19年ぶりにドラマ主演する窪塚洋介【写真:塩見徹】
19年ぶりにドラマ主演する窪塚洋介【写真:塩見徹】

「上も下もない、右も左もない、今、ここしかないんだ」みたいな瞬間に触れられた

 本作では、画面が通常のドラマや映画の横長サイズではなく、スマホの画面に合わせた縦長なったが、演者としてのアプローチはどうだったのか。

「(製作側から)『横移動をあんまりしないで』って言われたんだけど、それを意識しちゃうと、不自然そうに見えたので、共演の河合(優実)ちゃんには意識するのをやめよう、と。そういうことはスタッフに任せようと思いましたね」

 演じたのは、ヒロイン(河合)の引越し先のアパートに住む男カワサキ。自身を「わし」と呼称し、事件に巻き込まれるヒロインを見守るようなナゾめいた存在だ。「別枠にいるみたいな存在で、そういう人物は最近、演じたことがなかったので、楽しそうだな、と思いました。ただ、好き勝手にやっていいわけでもなかったのですが、制約があるからこそ楽しめるということもありました」。

 題名の「上下関係」についてはこう語る。「究極、神様みたいなもの一番上で、じゃあ、一番下は何か。僕らは、強いとか弱いとか、優しいとか厳しいとか、そういう二元性の中で生きているでしょう。だからこそ、自分のことが分かったり、自分のいるポジションが分かる。そんな中で生きているうちに、『上も下もない、右も左もない、今、ここしかないんだ』みたいな瞬間に触れられたような気がする時がある。黒と白の陰陽のマークがあるけれど、いいことの中にも悪いことがあって、悪いことにもいいことがある、だから、上も下もないんだ、というのは20代になる前からの自分の中の大きなキーワードでした」。

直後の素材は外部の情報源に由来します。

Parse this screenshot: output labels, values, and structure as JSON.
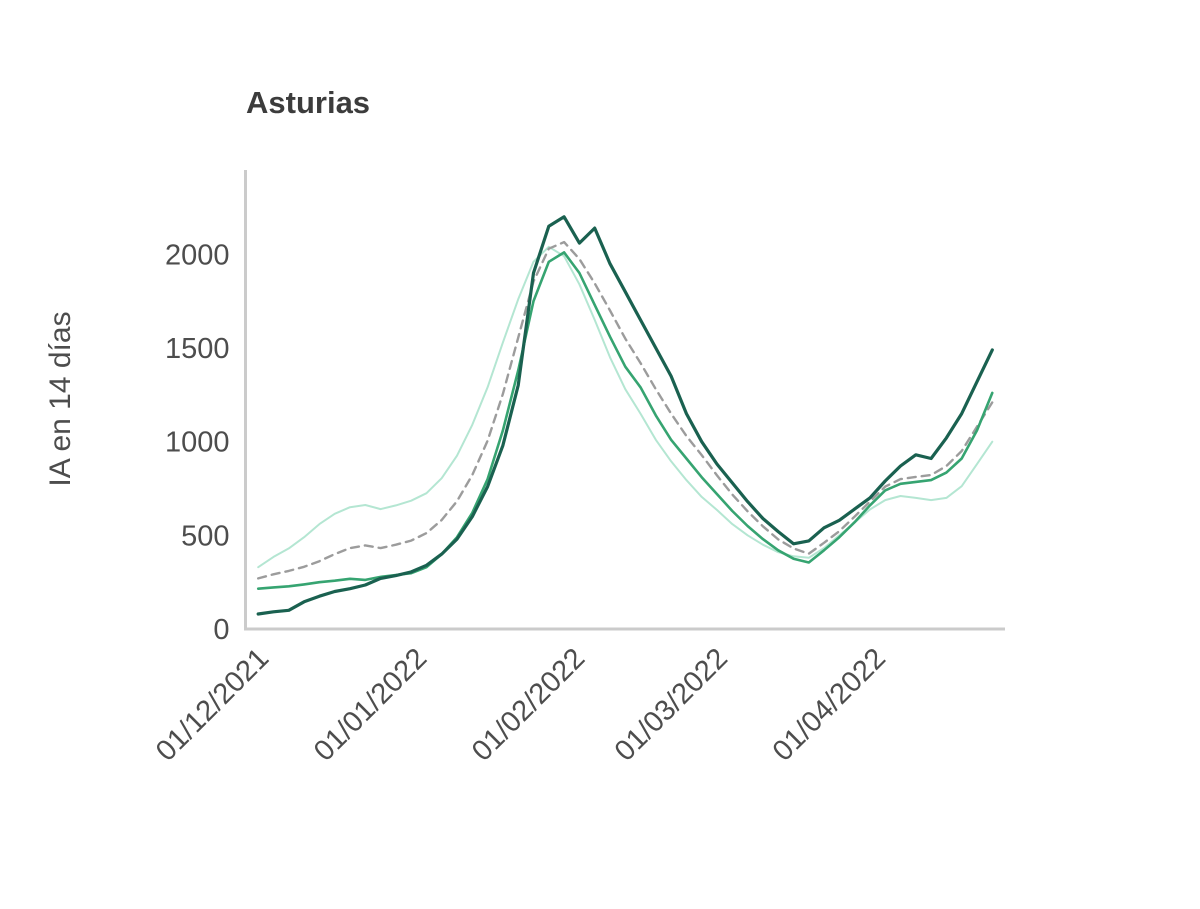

 今後もブレずに俳優を続けていく考えだ。「今は、1億総ブロードキャスター、1億総芸能人の時代。だから、プロとして、役者としてできることが光ってこなきゃと思うし、面白く、研ぎ澄まされてなきゃダメ。そういうことを再確認していますね。自分はSNSがある前から、メッセージを発信してきたけど、今は自分自身がメディアになれる時代。そういう可能性に満ちているから、毒ばかり吐かずに、楽しんでいくことは大事かなと思いますね」。出演するメディアや活動場所が変わっても、窪塚はオレ流を貫く。

□窪塚洋介(くぼづか・ようすけ)1979年5月7日生まれ、神奈川県横須賀市出身。95年に日テレ系ドラマ「金田一少年の事件簿」で俳優デビュー。その後、「GTO」「池袋ウエストゲートパーク」などのヒットドラマに出演。2002年、映画「GO」で日本アカデミー賞最優秀主演男優賞を史上最年少で受賞。以降、映画を中心に舞台でも活躍を続ける。17年にはマーティン・スコセッシ監督作「Silence-沈黙-」でハリウッドデビュー。近作はNetflix「GIRI/HAJI」、高崎映画祭最優秀助演男優賞を受賞した「最初の晩餐」「みをつくし料理帖」「ファーストラヴ」「全員切腹」など。